Templeton: He did not like heavily regulated industries, and there are some industries which are hard to value, for example, biotech. Other than that, he was pretty agnostic to industry and country. When I was investing for him, he had a rule that I could have no more than 50% in any industry, country, or currency. He had broad risk constraints on portfolios.
Mihaljevic: Did he also short securities?
Templeton: He did. It’s so funny. He would often tell people not to use leverage and not to short securities, but he did both personally. He never did it for other investors, and he always advised against using leverage and shorting securities, but I certainly knew him to do both. It’s been 12 years since my husband and I wrote the book on our honeymoon, and when I was preparing for this interview, I thought I wasn’t going to remember any of these details, but I was reminded of his strategy and the tech boom of the late 1990s, early 2000s where he was shorting IPO stocks. I graduated from college in 1998, so I remember this clearly because that is the environment I went to work in.
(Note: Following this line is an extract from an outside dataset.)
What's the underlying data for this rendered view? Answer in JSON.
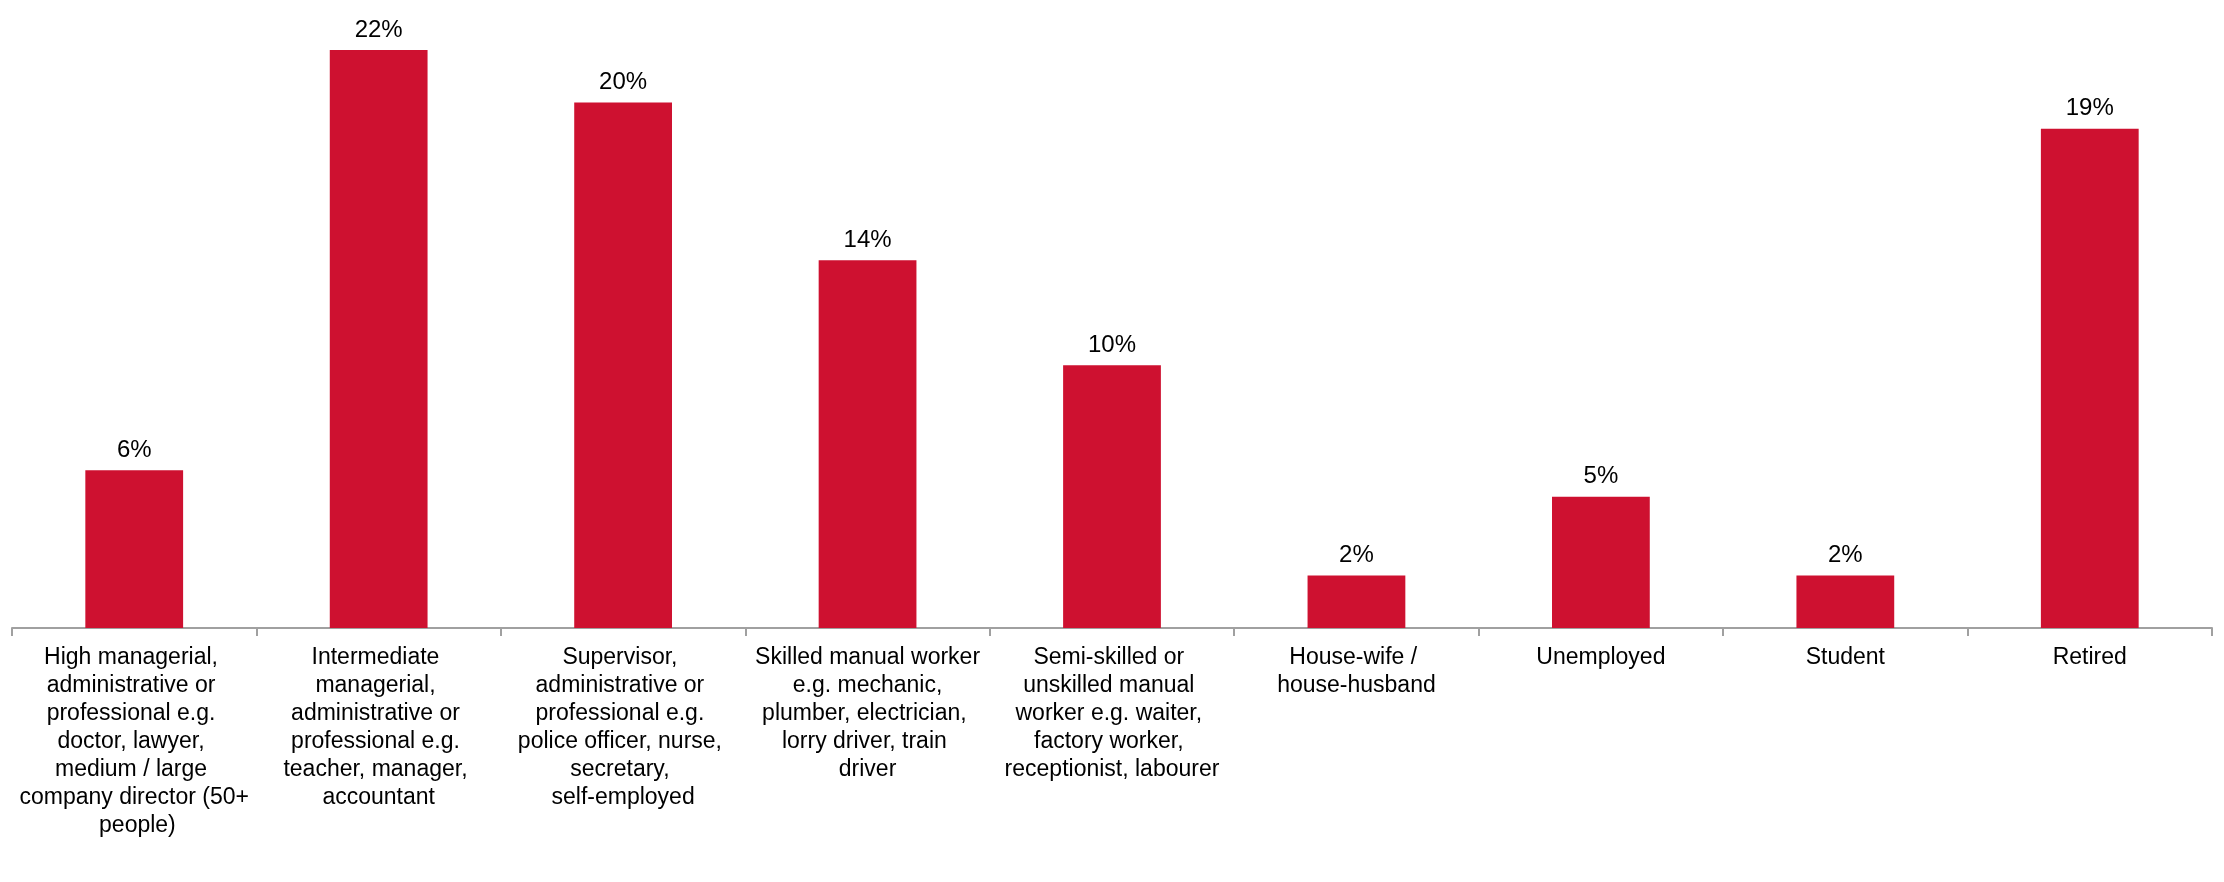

I remember the tech boom and investors saying Julian Robertson, Warren Buffett, and Sir John Templeton had lost their touch.
Uncle John had devised a strategy where he was shorting tech stocks about 11 days prior to their IPO lockup expiration. The crazy thing is that he was covering the stocks if they fell by 95% or below historical P/E ratio at 30x. Those were the measures he used during that period, and he put $2.2 million in 84 stocks, so he had about $185 million invested in that trade. The NASDAQ would have reached an all-time high in March of 2000, and during that period, NASDAQ stocks were trading at about 151x next year’s earnings. They had incredible valuation, and there were lots of IPOs coming to market. I think there was something like $78 billion worth of IPOs hitting the market in the first quarter of 2000, and there was more than that in initial public offerings where the lock-up expiration was occurring. He knew these insiders were aware that their companies were not worth what the stocks were trading for in the market and that they would be the first to run to the exits. He found out when their IPO lock-up expirations where and shorted the stocks about 10 days before that, covering them when they fell 95% or started trading at less than 20x, which is simply remarkable. He made a gob of money doing it.
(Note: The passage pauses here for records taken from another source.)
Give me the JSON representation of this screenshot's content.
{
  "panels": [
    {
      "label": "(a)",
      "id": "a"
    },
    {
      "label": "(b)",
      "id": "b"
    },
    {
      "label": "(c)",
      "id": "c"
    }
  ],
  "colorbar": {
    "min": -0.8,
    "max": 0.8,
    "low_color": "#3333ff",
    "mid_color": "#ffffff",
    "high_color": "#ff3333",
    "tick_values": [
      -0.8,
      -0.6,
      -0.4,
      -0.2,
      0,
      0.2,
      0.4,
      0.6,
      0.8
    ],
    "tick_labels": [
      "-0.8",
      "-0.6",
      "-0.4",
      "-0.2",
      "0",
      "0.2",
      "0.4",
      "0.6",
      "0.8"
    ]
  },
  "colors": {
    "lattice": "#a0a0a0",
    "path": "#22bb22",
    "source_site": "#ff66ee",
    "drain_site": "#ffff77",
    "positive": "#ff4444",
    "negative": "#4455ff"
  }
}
Mihaljevic: That certainly sounds like a high-conviction trade when you want to wait until they drop 95%…
Templeton: I know. Also, if you remember what the market was like back then, being short $185 million of tech stocks would have been like standing in front of a train going straight towards you. My father, who is a great investor himself and has taught me a lot, received a letter from uncle John advising him to do the same thing. Dad put on some of these short positions, and he ended up covering on them. He said, “I just can’t handle it. This isn’t for me. It’s too stressful.” It wasn’t worth it to him, but uncle John stood pat and believed in the strategy, and it worked well for him.
Mihaljevic: That’s probably why it works – it’s really hard to invest at the point of maximum pessimism or, in this case, to short at the point of maximum optimism.
Templeton: True, and he also would have had large margin calls that most investors probably couldn’t have handled because few have that much excess capital around to meet those margin calls. That was a unique trade. There are websites which track this IPO lock-up expiration, and I’ve recently pulled up one just to see the companies whose lock-ups expire this quarter. I didn’t see anything I was particularly interested in, but it’s something for investors to remember. The data’s out there. You can see which companies have their lock-ups expiring, and if they’re overvalued, it’s not unreasonable to believe the insiders will take the first opportunity to sell.